I can’t find it either. Not in CUDA 9.2, not in CUDA 11.4.

It is mentioned both in the CUDA 11.7 programming guide as well as this blog.

If this is a concern to you, I suggest filing a bug.

There is a similar function in the namespace cooperative_groups::details, but you are not supposed to depend on anything in such a “details” namespace, so that is as far as I’ll go.

If it were me, and I wanted to construct my own, I would follow that example.

Apologies Robert, but I have no useful C++ knowledge, having progressed to a pretty average C competency.

Is there a file you can refer me to for this “example”?

Thanks.

generally speaking, in CUDA, when you want to use cooperative groups functionality, you should include the header file cooperative_groups.h. So that header file is going to be in the “usual place” for CUDA header files.
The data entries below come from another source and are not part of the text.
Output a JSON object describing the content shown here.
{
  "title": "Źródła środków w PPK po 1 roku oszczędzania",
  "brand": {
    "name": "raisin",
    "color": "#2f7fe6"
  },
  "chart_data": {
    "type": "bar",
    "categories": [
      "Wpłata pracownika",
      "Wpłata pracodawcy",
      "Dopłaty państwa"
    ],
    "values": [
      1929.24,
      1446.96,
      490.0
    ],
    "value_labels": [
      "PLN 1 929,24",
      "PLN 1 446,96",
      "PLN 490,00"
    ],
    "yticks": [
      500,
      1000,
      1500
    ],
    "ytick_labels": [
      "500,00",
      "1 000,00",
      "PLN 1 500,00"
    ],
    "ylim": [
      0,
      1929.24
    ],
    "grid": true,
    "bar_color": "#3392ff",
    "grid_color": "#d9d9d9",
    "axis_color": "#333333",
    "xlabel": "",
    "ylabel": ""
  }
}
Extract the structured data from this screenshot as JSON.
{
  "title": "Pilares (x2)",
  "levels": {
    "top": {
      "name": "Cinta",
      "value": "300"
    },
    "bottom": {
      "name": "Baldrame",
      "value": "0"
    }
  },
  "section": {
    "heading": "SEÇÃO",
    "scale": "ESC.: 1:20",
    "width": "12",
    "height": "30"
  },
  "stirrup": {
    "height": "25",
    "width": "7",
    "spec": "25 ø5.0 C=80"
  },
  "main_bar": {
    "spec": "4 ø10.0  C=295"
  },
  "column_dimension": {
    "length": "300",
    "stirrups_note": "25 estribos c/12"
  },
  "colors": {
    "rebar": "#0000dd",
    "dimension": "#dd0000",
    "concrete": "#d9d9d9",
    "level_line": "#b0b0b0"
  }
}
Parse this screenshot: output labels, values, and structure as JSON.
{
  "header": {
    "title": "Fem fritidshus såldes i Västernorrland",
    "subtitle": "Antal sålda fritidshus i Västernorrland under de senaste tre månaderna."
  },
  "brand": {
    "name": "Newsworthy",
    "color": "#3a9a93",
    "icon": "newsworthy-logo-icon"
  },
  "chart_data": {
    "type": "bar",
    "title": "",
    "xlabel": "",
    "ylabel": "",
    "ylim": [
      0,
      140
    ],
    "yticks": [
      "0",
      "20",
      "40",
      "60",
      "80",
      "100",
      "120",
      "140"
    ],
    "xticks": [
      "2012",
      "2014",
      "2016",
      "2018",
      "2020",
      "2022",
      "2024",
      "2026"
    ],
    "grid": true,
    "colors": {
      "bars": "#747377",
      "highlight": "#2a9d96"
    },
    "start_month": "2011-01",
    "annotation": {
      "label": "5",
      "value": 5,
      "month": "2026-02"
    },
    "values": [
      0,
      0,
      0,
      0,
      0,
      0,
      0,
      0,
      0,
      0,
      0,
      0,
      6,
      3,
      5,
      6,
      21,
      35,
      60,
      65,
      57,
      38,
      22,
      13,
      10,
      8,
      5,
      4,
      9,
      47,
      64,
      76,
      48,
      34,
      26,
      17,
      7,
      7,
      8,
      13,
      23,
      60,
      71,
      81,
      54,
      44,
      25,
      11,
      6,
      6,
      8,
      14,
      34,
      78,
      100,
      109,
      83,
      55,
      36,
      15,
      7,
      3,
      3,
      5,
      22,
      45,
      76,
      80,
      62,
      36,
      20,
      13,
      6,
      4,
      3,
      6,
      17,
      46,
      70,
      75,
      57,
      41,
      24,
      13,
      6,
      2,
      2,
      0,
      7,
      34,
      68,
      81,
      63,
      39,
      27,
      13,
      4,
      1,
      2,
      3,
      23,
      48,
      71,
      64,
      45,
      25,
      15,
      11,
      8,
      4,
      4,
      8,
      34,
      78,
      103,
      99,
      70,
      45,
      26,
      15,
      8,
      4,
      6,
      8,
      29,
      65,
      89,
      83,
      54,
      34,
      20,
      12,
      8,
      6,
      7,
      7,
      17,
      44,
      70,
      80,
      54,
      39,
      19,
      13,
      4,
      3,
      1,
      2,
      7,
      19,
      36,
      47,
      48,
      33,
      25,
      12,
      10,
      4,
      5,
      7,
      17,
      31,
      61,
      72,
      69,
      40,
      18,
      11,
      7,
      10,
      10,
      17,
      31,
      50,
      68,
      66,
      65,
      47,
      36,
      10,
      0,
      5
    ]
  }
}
On a typical linux install that would be /usr/local/cuda/include

If you study that include file, or just look around in that directory, you will notice a subdirectory called cooperative_groups (at least it is there on my CUDA 11.4 install). Inside that is a directory called details. In that directory you will find helpers.h. (this appears to be a “helper function”, implemented in the details namespace, for cooperative groups). If you:

grep lanemask /usr/local/cuda/include/cooperative_groups/details/helpers.h

You’ll find an example function that could be used as a model to create your own lanemask_lt.

1 Like

Thanks for that.

Follow up: I had not realised “lanemask_lt” was a special register. As such, it’s described in the PTX ISA:

Yep. I interpreted the request here to be a function callable from CUDA C++.

If you’re doing PTX you can use it directly. But it isn’t formally exposed in CUDA C++ via any builtins or intrinsics that I am aware of.